With the above definition of Steinhaus board, our main result from the previous section may now be stated as follows:

Theorem 3

(= Theorem 1 (transversal)) Let the system \(\langle A\times B; R\rangle , R \ne \varnothing \), be a two-color board. Then \(\langle A \times B; R\rangle \) is Steinhaus if and only if there exists a non-empty set \(B' \subseteq B\) such that for every \(b\in B', R^{-1}[b] \ne \varnothing \), and \(|R^{-1}[B']| \le |B'|\).

Definition 2

Further, we will call a board \(\langle A \times B; R\rangle \)Hall wrt columns (biased again) iff it satisfies the conditions formulated in the following rooks-and-columns version of the marriage problem, i.e. if and only if we can place rooks on the board so that

1. 1.

   the rooks are placed on the white squares only,

2. 2.

   the rooks are placed in all the columns of the board,

3. 3.

   the rooks do not attack each other,

i.e. iff there is \(S \subseteq A\times B\) such that

1. 1.

   \(S \subseteq R\),

2. 2.

   \(domS = A\),

3. 3.

   S is a 1–1 function from A to B.

Obviously, we may define in a similar manner the notions of Hall board with respect to rows, as well as unbiased Hall board, but as we won’t use them here, we leave it to the reader.
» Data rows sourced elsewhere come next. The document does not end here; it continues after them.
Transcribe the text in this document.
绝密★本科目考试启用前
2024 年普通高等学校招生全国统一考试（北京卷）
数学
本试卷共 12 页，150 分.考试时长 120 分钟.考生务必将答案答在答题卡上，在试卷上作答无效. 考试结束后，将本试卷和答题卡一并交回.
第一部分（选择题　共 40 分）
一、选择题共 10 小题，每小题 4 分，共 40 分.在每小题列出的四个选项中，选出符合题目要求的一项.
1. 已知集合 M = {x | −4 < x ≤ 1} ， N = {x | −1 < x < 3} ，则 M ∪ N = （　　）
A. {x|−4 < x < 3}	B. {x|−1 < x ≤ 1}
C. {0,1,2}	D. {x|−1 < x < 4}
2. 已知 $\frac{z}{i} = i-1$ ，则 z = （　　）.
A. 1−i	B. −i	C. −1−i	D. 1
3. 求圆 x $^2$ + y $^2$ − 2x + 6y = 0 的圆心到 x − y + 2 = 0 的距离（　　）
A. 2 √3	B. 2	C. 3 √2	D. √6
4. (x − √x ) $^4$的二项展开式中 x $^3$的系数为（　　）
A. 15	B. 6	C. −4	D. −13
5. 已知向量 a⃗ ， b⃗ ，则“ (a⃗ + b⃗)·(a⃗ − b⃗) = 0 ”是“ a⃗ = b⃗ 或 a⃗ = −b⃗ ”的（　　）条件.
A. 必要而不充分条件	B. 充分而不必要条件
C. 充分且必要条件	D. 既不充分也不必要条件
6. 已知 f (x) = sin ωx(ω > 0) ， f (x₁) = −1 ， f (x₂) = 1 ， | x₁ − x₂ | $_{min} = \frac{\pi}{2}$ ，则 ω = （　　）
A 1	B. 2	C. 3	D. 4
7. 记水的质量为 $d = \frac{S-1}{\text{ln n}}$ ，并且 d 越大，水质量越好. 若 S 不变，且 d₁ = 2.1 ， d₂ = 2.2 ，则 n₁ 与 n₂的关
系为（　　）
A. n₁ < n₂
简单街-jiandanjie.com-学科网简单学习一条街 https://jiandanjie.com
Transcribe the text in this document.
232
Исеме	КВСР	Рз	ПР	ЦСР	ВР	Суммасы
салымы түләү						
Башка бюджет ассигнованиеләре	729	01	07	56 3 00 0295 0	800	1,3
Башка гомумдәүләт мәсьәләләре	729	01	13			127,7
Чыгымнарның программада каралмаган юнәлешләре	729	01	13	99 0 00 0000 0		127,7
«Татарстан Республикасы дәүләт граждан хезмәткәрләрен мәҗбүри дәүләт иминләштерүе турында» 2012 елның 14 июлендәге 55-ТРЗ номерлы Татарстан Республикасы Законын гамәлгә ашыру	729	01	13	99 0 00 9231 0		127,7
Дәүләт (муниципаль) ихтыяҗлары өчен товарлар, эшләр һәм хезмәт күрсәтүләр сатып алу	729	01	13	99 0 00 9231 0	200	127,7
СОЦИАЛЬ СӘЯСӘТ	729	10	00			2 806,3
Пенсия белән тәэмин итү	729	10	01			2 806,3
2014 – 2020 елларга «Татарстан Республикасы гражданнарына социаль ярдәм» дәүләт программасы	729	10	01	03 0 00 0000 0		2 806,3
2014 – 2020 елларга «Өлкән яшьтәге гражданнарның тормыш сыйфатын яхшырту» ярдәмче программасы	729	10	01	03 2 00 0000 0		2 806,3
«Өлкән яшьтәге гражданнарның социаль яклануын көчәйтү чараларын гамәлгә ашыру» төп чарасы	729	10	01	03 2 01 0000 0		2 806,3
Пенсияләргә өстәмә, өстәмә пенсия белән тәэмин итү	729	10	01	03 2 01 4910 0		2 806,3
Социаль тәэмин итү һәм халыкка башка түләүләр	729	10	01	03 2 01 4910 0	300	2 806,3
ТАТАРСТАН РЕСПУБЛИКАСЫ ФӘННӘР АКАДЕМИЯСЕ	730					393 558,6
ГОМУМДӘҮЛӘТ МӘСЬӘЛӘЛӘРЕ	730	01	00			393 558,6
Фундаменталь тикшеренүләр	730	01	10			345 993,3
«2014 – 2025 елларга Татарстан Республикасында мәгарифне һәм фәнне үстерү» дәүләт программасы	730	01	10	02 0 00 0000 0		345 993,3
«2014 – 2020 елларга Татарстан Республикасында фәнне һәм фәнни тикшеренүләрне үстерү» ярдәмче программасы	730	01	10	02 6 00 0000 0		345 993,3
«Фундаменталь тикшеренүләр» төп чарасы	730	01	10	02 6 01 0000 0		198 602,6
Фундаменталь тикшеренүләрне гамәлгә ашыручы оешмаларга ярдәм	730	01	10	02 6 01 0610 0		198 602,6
Now, we can formalize as follows the comment we made towards the end of the preceding section on the connection between Hall and Steinhaus boards.

Fact 1

If the board \(\langle A\times B; R\rangle , R \ne \varnothing \), is Hall (wrt cols) then it is Steinhaus (wrt rows).

To close this section we will prove a theorem that describes yet another connection between Steinhaus and Hall boards. And as it gives a characterization of Steinhaus boards in terms of Hall ones, it perhaps reveals the connection between those boards.

Theorem 4

The board \(\langle A\times B; R\rangle \), \(R \ne \varnothing \), is Steinhaus (wrt rows) iff there is a non-empty set \(B'\subseteq B\) such that \(\langle R^{-1}[B']\times B'; R'\rangle \) is Hall (wrt cols), where \(R'\) is the restriction of R to \(R^{-1}[B']\), i.e. \(R' = R \cap (R^{-1}[B']\times B')\).

Proof

\(\Rightarrow \)

Let \(\langle A\times B; R\rangle \), \(R \ne \varnothing \), be a two-color board, and assume it is Steinhaus (wrt rows). Then, by definition, there is \(S \subseteq A\times B\) that witnesses this fact, i.e. such that \(S \subseteq R\), \(S \ne \varnothing \), S is a 1-1 function from \(A' \subseteq A\) to B, and such that \(R^{-1}[rngS] = domS\). Put \(B' = rngS\) and consider \(\langle R^{-1}[B']\times B'\); \(R \cap (R^{-1}[B']\times B')\rangle \). Then, an easy definition check shows that this board is in fact Hall wrt cols.

\(\Leftarrow \)

Now, suppose that \(\langle A\times B; R\rangle \), \(R \ne \varnothing \), is a board with a non-empty set \(B' \subseteq B\) such that \(\langle R^{-1}[B']\times B'\); \(R \cap (R^{-1}[B']\times B')\rangle \) is Hall (wrt cols). Again, by definition, this provides us with \(S \subseteq R^{-1}[B']\times B'\) such that \(S \subseteq R \cap (R^{-1}[B']\times B')\), \(domS = R^{-1}[B']\), and S is a 1–1 function from \(R^{-1}[B']\) to \(B'\). Then, now it is even easier than before to check that S also witnesses that the board \(\langle A\times B; R\rangle \) is Steinhaus (wrt rows). \(\square \)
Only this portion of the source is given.